In [2]:
import numpy as np
from sklearn.linear_model import LogisticRegression
from sklearn.ensemble import RandomForestClassifier
from sklearn.svm import LinearSVC
from sklearn.linear_model import SGDClassifier
from sklearn.naive_bayes import MultinomialNB
from sklearn.preprocessing import StandardScaler
import joblib
import time

# Load the features and labels
print("Loading data...")
X_train = np.load('../data/processed/X_train.npy')
y_train = np.load('../data/processed/y_train.npy')

# Scale the features
print("Scaling features...")
scaler = StandardScaler()
X_train_scaled = scaler.fit_transform(X_train)
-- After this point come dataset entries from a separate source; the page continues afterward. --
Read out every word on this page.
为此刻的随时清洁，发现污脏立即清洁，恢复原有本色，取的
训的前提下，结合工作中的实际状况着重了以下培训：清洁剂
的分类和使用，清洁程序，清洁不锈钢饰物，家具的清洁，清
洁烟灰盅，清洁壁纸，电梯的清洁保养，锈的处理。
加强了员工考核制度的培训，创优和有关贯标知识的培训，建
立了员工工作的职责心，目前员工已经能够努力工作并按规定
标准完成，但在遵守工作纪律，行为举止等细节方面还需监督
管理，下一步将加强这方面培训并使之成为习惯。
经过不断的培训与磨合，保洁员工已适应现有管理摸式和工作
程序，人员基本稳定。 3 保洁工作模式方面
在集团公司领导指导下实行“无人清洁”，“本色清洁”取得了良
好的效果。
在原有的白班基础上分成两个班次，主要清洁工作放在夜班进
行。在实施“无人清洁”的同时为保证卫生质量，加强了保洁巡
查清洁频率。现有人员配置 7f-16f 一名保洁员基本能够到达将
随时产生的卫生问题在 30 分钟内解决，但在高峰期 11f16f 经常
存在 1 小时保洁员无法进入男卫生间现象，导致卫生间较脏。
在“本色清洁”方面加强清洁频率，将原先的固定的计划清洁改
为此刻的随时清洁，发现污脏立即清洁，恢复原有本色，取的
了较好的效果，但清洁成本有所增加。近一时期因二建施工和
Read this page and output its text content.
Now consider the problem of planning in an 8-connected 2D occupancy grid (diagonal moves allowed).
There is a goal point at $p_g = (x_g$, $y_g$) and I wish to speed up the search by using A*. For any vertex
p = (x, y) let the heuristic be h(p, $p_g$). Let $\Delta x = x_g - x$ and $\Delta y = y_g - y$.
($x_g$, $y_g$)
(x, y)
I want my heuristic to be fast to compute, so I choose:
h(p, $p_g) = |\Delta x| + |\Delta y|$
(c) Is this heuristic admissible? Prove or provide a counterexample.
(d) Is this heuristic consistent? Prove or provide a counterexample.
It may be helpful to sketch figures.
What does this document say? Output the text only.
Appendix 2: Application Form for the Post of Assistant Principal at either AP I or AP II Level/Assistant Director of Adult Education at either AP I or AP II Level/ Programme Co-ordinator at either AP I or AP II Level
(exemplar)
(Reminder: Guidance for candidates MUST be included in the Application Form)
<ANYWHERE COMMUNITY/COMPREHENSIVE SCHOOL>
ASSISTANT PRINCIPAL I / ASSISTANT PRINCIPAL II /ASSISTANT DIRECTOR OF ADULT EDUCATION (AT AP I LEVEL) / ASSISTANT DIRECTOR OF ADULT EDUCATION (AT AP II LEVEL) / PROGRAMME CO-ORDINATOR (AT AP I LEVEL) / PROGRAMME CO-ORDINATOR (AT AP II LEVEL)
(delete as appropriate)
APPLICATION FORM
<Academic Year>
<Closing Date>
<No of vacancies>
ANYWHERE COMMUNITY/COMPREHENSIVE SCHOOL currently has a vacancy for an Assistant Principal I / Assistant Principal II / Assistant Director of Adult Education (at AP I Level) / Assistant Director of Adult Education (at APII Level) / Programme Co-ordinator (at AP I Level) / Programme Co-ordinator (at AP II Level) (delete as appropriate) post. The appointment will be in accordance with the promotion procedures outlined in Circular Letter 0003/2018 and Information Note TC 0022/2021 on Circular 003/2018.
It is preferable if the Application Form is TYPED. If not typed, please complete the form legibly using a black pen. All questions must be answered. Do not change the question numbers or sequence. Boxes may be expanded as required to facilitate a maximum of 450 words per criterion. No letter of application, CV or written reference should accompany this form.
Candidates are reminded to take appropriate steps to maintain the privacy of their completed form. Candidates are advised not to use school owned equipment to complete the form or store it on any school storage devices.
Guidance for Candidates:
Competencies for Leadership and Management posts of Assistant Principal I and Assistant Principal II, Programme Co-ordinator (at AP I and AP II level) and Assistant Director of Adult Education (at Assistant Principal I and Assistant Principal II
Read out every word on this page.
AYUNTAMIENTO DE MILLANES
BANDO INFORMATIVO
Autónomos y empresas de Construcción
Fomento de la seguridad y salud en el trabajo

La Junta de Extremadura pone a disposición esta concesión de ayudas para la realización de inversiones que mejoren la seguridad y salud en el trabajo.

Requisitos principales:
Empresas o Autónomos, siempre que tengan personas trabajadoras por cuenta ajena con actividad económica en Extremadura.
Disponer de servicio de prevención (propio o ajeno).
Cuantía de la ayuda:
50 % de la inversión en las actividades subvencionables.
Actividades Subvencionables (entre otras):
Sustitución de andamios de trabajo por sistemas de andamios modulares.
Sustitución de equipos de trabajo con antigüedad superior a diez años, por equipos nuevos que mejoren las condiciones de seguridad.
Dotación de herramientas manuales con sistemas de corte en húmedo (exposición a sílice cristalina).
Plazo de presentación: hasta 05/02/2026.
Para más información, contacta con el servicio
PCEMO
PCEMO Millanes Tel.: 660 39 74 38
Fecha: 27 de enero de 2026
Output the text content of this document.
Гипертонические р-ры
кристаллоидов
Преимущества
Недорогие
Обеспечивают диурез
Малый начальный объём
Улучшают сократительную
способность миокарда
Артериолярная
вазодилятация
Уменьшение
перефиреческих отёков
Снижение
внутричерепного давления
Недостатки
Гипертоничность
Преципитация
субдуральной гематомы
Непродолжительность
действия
# Save the scaler for later use
joblib.dump(scaler, '../models/scaler.joblib')

# Logistic Regression
print("Training Logistic Regression...")
start_time = time.time()
lr_model = LogisticRegression(random_state=42, max_iter=1000)
lr_model.fit(X_train_scaled, y_train)
print(f"Logistic Regression training completed in {time.time() - start_time:.2f} seconds")
joblib.dump(lr_model, '../models/logistic_regression.joblib')

# Random Forest (with further reduced complexity)
print("Training Random Forest...")
start_time = time.time()
rf_model = RandomForestClassifier(
    n_estimators=100,  # You can try reducing this, e.g., to 50
    max_depth=10,      # Limit the depth of the trees
    min_samples_split=20,  # Require more samples to split an internal node
    min_samples_leaf=10,   # Require more samples in a leaf
    max_features='sqrt',   # Use sqrt(n_features) features in each tree
    n_jobs=-1,             # Use all available cores
    random_state=42
)
rf_model.fit(X_train, y_train)  # Note: RF doesn't require scaling
print(f"Random Forest training completed in {time.time() - start_time:.2f} seconds")
joblib.dump(rf_model, '../models/random_forest.joblib')

# Support Vector Machine (LinearSVC with reduced complexity)
print("Training SVM (SGD approximation)...")
start_time = time.time()
svm_sgd_model = SGDClassifier(
    loss='hinge',  # This makes it approximate SVM
    penalty='l2',
    alpha=0.0001,  # Equivalent to C in SVM
    max_iter=1000,
    tol=1e-3,
    random_state=42
)
svm_sgd_model.fit(X_train_scaled, y_train)
print(f"SVM (SGD) training completed in {time.time() - start_time:.2f} seconds")
joblib.dump(svm_sgd_model, '../models/svm_sgd.joblib')

# Naive Bayes
print("Training Naive Bayes...")
start_time = time.time()
nb_model = MultinomialNB(alpha=1.0)  # Increase smoothing parameter
nb_model.fit(X_train, y_train)  # Using X_train instead of X_train_selected
print(f"Naive Bayes training completed in {time.time() - start_time:.2f} seconds")
joblib.dump(nb_model, '../models/naive_bayes.joblib')

print("Model building completed and models saved.")

Loading data...
Scaling features...
Training Logistic Regression...
Logistic Regression training completed in 7.95 seconds
Training Random Forest...
Random Forest training completed in 31.72 seconds
Training SVM (SGD approximation)...
SVM (SGD) training completed in 213.59 seconds
Training Naive Bayes...
Naive Bayes training completed in 3.32 seconds
Model building completed and models saved.